X_train = vectorizer.fit_transform(train_data)
print vectorizer.get_feature_names()
print "\n\nApplying second train data"
train_data = ["cricket", "Transformers is a film","AIMS is a college"]
X_train = vectorizer.transform(train_data)
print vectorizer.get_feature_names()
print "\n\nApplying fit transform onto second train data"
X_train = vectorizer.fit_transform(train_data)
print vectorizer.get_feature_names()
The output for this one is
Applying first train data
[u'education', u'football', u'gravity', u'imporatant', u'movie', u'sport']
Applying second train data
[u'education', u'football', u'gravity', u'imporatant', u'movie', u'sport']
Applying fit transform onto second train data
[u'aims', u'college', u'cricket', u'film', u'transformers']
I gave the first set of data using fit_transform to vectorizer so it gave me feature names like [u'education', u'football', u'gravity', u'imporatant', u'movie', u'sport'] after that i applied another train set to the same vectorizer but it gave me the same feature names as I didnt use fit or fit_transform. But I want to know how to update the features of a vectorizer without overwriting the previous oncs. If I use fit_transform again the previous features will get overwritten. So I want to update the feature list of the vectorizer. So i want something like [u'education', u'football', u'gravity', u'imporatant', u'movie', u'sport',u'aims', u'college', u'cricket', u'film', u'transformers'] How can I get that.
In sklearn terminology, this is called a partial fit and you can't do it with a TfidfVectorizer. There are two ways around this:
Concatenate the two training sets and re-vectorize
use a HashingVectorizer, which support partial fitting. However, that does not have a get_feature_names method due to the fact that is hashes features, so the original isn't kept. Another advantage is that this is much more memory efficient.
Example of the first approach:
from sklearn.feature_extraction.text import TfidfVectorizer
import numpy as np
train_data1 = ["football is the sport", "gravity is the movie", "education is important"]
vectorizer = TfidfVectorizer(stop_words='english')
print("Applying first train data")
X_train = vectorizer.fit_transform(train_data1)
print(vectorizer.get_feature_names())
print("\n\nApplying second train data")
train_data2 = ["cricket", "Transformers is a film", "AIMS is a college"]
X_train = vectorizer.transform(train_data2)
print(vectorizer.get_feature_names())
print("\n\nApplying fit transform onto second train data")

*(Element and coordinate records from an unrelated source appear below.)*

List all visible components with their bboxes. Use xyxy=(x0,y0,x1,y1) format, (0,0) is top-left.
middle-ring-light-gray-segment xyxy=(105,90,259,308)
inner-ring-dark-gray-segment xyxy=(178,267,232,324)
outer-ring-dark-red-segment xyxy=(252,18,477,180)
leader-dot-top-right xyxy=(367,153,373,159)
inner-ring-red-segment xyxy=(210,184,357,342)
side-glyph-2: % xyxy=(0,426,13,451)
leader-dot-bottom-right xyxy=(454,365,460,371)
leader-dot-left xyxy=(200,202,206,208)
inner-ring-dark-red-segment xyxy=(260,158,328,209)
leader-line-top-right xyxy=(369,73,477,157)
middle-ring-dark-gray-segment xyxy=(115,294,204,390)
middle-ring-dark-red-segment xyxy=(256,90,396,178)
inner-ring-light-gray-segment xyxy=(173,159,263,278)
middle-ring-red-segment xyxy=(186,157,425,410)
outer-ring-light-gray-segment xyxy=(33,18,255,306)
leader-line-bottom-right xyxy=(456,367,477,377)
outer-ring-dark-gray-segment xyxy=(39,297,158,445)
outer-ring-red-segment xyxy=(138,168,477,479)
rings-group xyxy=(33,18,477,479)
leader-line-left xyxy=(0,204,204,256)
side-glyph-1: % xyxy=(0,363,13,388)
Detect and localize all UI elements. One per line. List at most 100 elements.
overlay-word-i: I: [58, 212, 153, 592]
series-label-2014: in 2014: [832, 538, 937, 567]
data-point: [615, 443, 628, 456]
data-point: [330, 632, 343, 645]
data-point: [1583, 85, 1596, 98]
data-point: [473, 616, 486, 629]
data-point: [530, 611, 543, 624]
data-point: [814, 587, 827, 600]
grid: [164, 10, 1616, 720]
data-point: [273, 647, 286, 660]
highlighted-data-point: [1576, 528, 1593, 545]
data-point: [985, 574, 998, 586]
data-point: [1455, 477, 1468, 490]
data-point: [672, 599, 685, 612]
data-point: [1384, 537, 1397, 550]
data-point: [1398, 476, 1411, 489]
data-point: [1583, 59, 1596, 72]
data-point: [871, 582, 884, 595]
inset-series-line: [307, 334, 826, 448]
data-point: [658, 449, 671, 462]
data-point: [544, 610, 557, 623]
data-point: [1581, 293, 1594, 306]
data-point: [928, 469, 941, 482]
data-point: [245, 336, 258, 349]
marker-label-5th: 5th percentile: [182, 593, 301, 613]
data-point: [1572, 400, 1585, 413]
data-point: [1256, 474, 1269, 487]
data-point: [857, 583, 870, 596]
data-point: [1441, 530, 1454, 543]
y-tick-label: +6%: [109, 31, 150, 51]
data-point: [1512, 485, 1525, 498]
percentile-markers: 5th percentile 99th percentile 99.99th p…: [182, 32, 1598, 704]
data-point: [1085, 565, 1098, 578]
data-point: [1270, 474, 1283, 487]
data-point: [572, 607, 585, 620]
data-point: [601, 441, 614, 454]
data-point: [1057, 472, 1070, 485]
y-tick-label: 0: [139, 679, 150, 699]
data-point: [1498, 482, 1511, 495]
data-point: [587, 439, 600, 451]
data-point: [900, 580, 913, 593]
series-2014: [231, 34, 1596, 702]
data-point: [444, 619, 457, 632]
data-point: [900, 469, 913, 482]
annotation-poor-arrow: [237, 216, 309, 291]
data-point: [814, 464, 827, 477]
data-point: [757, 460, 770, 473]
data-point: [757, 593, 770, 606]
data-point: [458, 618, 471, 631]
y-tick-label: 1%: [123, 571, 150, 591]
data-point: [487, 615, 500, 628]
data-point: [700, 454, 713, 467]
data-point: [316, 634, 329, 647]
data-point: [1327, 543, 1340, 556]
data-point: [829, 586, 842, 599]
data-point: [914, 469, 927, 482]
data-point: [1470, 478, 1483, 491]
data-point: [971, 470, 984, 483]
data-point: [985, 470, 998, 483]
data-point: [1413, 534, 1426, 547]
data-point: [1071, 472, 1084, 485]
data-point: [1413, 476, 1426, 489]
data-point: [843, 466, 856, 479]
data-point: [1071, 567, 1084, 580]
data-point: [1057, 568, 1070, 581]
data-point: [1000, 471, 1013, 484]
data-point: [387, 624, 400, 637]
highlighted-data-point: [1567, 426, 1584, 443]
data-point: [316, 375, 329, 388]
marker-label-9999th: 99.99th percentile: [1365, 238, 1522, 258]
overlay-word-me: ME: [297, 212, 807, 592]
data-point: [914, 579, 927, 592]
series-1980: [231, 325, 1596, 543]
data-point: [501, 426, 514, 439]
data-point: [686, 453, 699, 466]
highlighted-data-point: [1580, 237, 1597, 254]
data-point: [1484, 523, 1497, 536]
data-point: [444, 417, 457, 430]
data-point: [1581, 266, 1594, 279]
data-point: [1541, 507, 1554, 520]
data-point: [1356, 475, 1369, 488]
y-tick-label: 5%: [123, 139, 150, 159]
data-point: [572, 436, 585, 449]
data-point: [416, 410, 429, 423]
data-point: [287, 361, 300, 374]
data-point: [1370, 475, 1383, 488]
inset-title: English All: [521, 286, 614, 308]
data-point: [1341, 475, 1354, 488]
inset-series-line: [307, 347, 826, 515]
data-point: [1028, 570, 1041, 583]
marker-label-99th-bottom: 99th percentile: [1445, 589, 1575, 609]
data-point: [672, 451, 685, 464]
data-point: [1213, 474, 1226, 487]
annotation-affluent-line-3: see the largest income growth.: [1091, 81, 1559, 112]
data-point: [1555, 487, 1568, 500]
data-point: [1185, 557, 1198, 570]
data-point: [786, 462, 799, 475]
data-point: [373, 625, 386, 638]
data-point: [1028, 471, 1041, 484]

X_train = vectorizer.fit_transform(train_data1 + train_data2)
print(vectorizer.get_feature_names())
Output:
Applying first train data
['education', 'football', 'gravity', 'important', 'movie', 'sport']
Applying second train data
['education', 'football', 'gravity', 'important', 'movie', 'sport']
Applying fit transform onto second train data
['aims', 'college', 'cricket', 'education', 'film', 'football', 'gravity', 'important', 'movie', 'sport', 'transformers']
I found this question while googling for the same issue that OP raised. Like mbatchkarov said Scikit-Learn's TfidfVectorizer doesn't natively support partial fitting.
HashingVectorizer is usually a great alternative, but it really depends on your use-case. Specifically, if you care very much about representing infrequent terms precisely, then collisions will hurt performance.
So I went ahead and wrote my own implementation of "partial_fit" for both TfidfVectorizer and CountVectorizer (see here). Hope it's useful for other people reaching this post. Note that this kind of partial fitting does change the dimension of the output vector given by the vectorizer since the whole point is to update the vocabulary (so take this into account when using in a pipeline).